Stability diagram for the forced Kuramoto model

TL;DR

This paper provides a comprehensive bifurcation analysis of the forced Kuramoto model, revealing detailed stability diagrams and exact bifurcation points for a simplified case, enhancing understanding of synchronization phenomena.

Contribution

It offers the first complete bifurcation analysis of the forced Kuramoto model in a special case, deriving exact bifurcation locations and stability diagrams.

Findings

Exact locations of Hopf, saddle-node, and Takens-Bogdanov bifurcations.

Stability diagram similar to forced van der Pol oscillator.

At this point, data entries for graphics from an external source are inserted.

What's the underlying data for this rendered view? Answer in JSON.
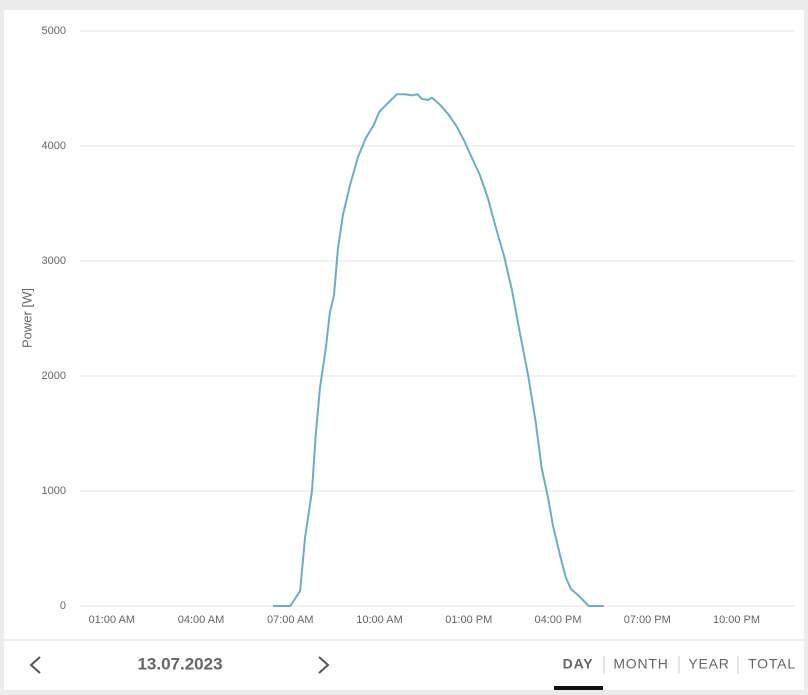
{
  "chart_data": {
    "type": "line",
    "ylabel": "Power [W]",
    "color": "#6aaec6",
    "x": [
      6.42,
      7.0,
      7.33,
      7.5,
      7.73,
      7.86,
      8.0,
      8.2,
      8.33,
      8.47,
      8.6,
      8.77,
      9.0,
      9.27,
      9.54,
      9.8,
      10.0,
      10.27,
      10.58,
      10.85,
      11.1,
      11.28,
      11.42,
      11.63,
      11.76,
      12.03,
      12.3,
      12.57,
      12.84,
      13.1,
      13.37,
      13.64,
      13.9,
      14.18,
      14.45,
      14.7,
      15.0,
      15.25,
      15.45,
      15.66,
      15.83,
      16.06,
      16.26,
      16.43,
      16.73,
      17.03,
      17.54
    ],
    "values": [
      0,
      0,
      130,
      600,
      1000,
      1500,
      1900,
      2250,
      2550,
      2700,
      3100,
      3400,
      3650,
      3900,
      4070,
      4180,
      4300,
      4370,
      4450,
      4450,
      4440,
      4450,
      4410,
      4400,
      4420,
      4360,
      4280,
      4180,
      4050,
      3900,
      3750,
      3550,
      3300,
      3050,
      2750,
      2400,
      2000,
      1600,
      1200,
      950,
      700,
      450,
      250,
      150,
      80,
      0,
      0
    ],
    "xlim": [
      0,
      24
    ],
    "xticks": [
      {
        "value": 1,
        "label": "01:00 AM"
      },
      {
        "value": 4,
        "label": "04:00 AM"
      },
      {
        "value": 7,
        "label": "07:00 AM"
      },
      {
        "value": 10,
        "label": "10:00 AM"
      },
      {
        "value": 13,
        "label": "01:00 PM"
      },
      {
        "value": 16,
        "label": "04:00 PM"
      },
      {
        "value": 19,
        "label": "07:00 PM"
      },
      {
        "value": 22,
        "label": "10:00 PM"
      }
    ],
    "ylim": [
      0,
      5000
    ],
    "yticks": [
      0,
      1000,
      2000,
      3000,
      4000,
      5000
    ],
    "grid": true
  },
  "ui": {
    "date": "13.07.2023",
    "tabs": [
      "DAY",
      "MONTH",
      "YEAR",
      "TOTAL"
    ],
    "active_tab": 0
  }
}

Collapse of infinite-dimensional dynamics to a two-dimensional system.

Abstract

We analyze the periodically forced Kuramoto model. This system consists of an infinite population of phase oscillators with random intrinsic frequencies, global sinusoidal coupling, and external sinusoidal forcing. It represents an idealization of many phenomena in physics, chemistry and biology in which mutual synchronization competes with forced synchronization. In other words, the oscillators in the population try to synchronize with one another while also trying to lock onto an external drive. Previous work on the forced Kuramoto model uncovered two main types of attractors, called forced entrainment and mutual entrainment, but the details of the bifurcations between them were unclear. Here we present a complete bifurcation analysis of the model for a special case in which the infinite-dimensional dynamics collapse to a two-dimensional system. Exact results are obtained for the locations of Hopf, saddle-node, and Takens-Bogdanov bifurcations. The resulting stability diagram bears a striking resemblance to that for the weakly nonlinear forced van der Pol oscillator.